The facts are undeniable: the process is moving at an unacceptably slow pace, with no transparent benchmarks, no credible timelines, and no meaningful public reporting. This is not smooth operation, it is administrative failure and cover up..

More troubling still is the complete absence of consequences. This government has provided no oversight, no corrective action, and no accountability for the Chief Elections Officer Anthea Joseph’s repeated failures. Silence from those in power is not neutrality; it is protection. When electoral mismanagement is excused, minimized, or ignored by the very authorities tasked with safeguarding democracy, the integrity of the entire system is called into question. The burden of explanation lies with Chief Elections Officer Anthea Joseph and with the government that continues to shield her from scrutiny.

It is obvious that Roosevelt Skerrit and his government benefited from this delay by calling an election immediately after Carnival, exploiting the slow confirmation process to their advantage. Claims of efficiency or smooth operations are therefore false and misleading, and the people deserve better transparency and accountability.

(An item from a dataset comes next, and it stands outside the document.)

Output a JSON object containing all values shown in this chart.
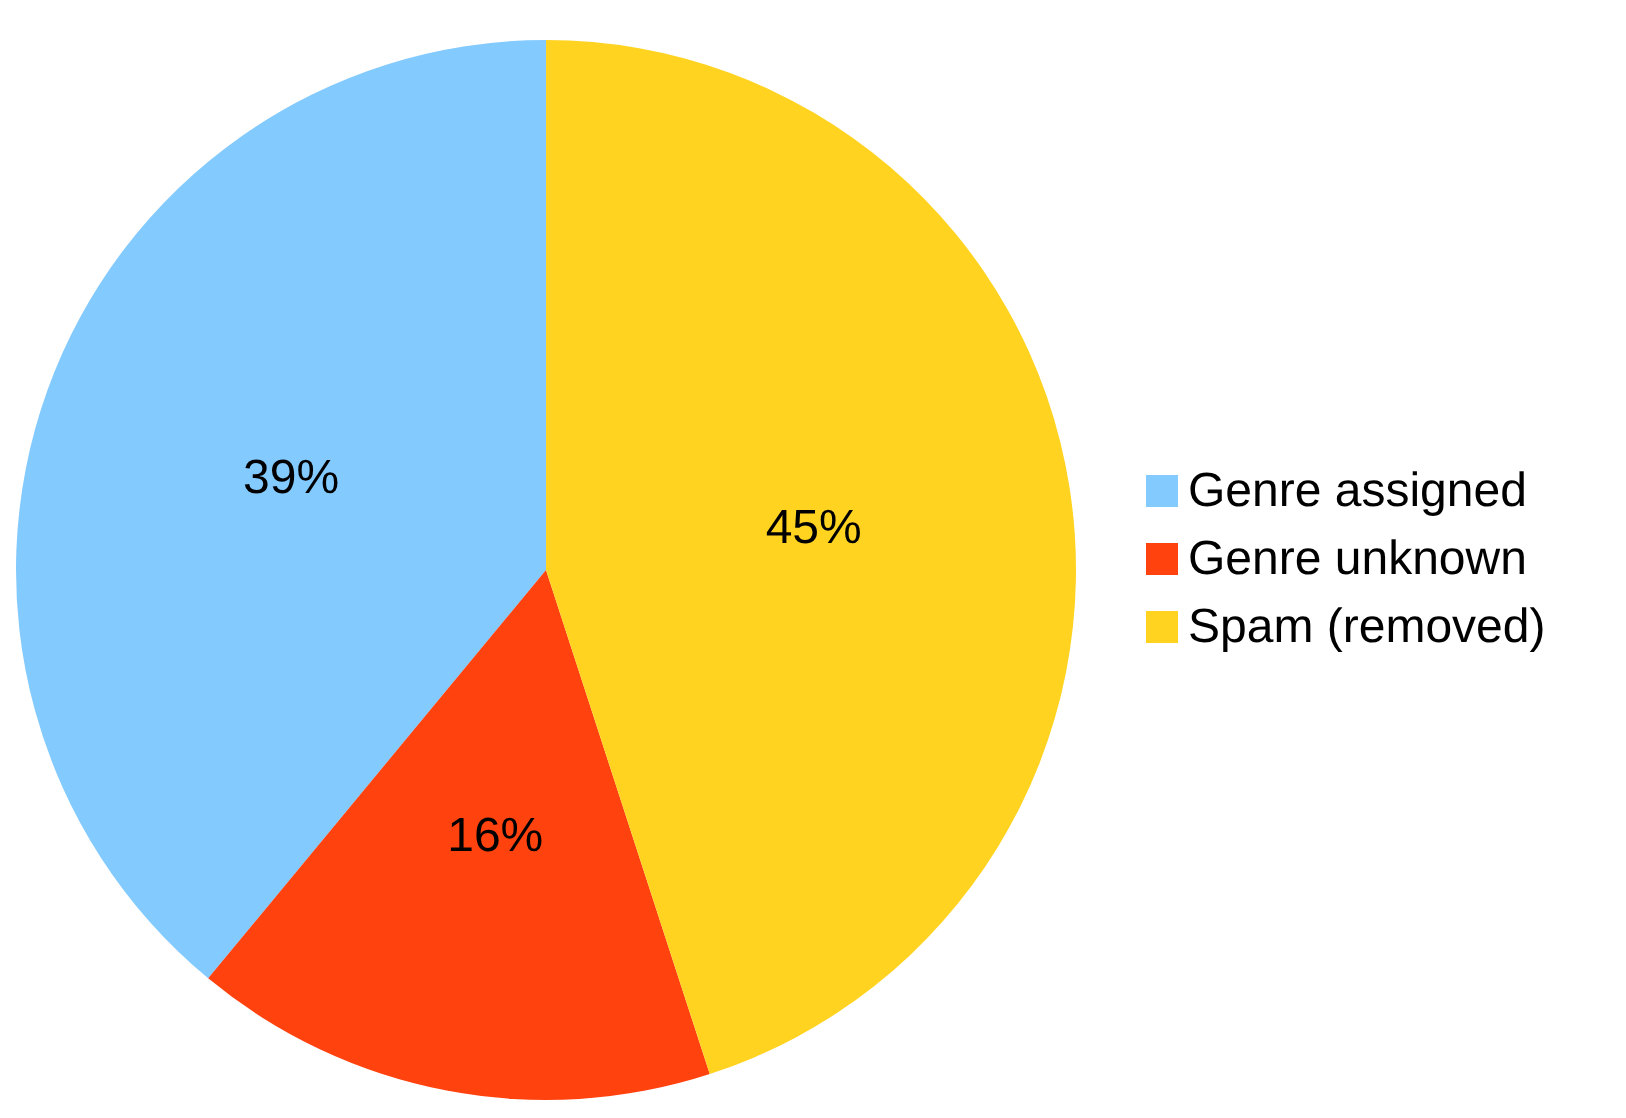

And what us even more disturbing is the continued coordinated silence surrounding this failure. Local media, whose duty is to inform the public and hold power to account, have largely refused to confront this issue with any seriousness or persistence. This is not a minor oversight – it is a dereliction of journalistic responsibility. When the integrity of an electoral process is in question, silence is not neutrality; it is complicity. Ask yourself why? And who really controls the media in Dominica?

The same cowardice is evident among political party leaders across the spectrum. Their reluctance to speak plainly or apply pressure is not strategic restraint, it is fear. Fear of retaliation, fear of exclusion, fear of upsetting a system they have learned to accommodate rather than challenge.

I am not playing that game. I am calling her name directly because accountability demands it. Chief Elections Officer Anthea Joseph and the failures of this process fall squarely at her feet. No amount of silence from the media, and no amount of avoidance by political leaders, will change that fact. If those entrusted with power refuse to ask the hard questions, then the public must. I will not whisper. I will not defer. And I will not pretend that this dysfunction is normal. Accountability begins by naming the person responsible Chief Elections Officer Anthea Joseph and demanding answers without fear.

When I become our country’s 2nd female Prime Minister, this wil end and and Chief Elections Officer Anthea Joseph will be removed from her position on my first day. National leadership must be chosen by those who live with the country every day. And any interference, whether by individuals or institutions like the Chief Elections Officer Anthea Joseph, will carry consequences. Democracy is not a souvenir flown in at election time. Dominicans deserve answers. And they deserve an electoral system that serves voters, not political advantage.

  • I am watching.
  • I am asking questions.
  • I no longer accepting delay as coincidence.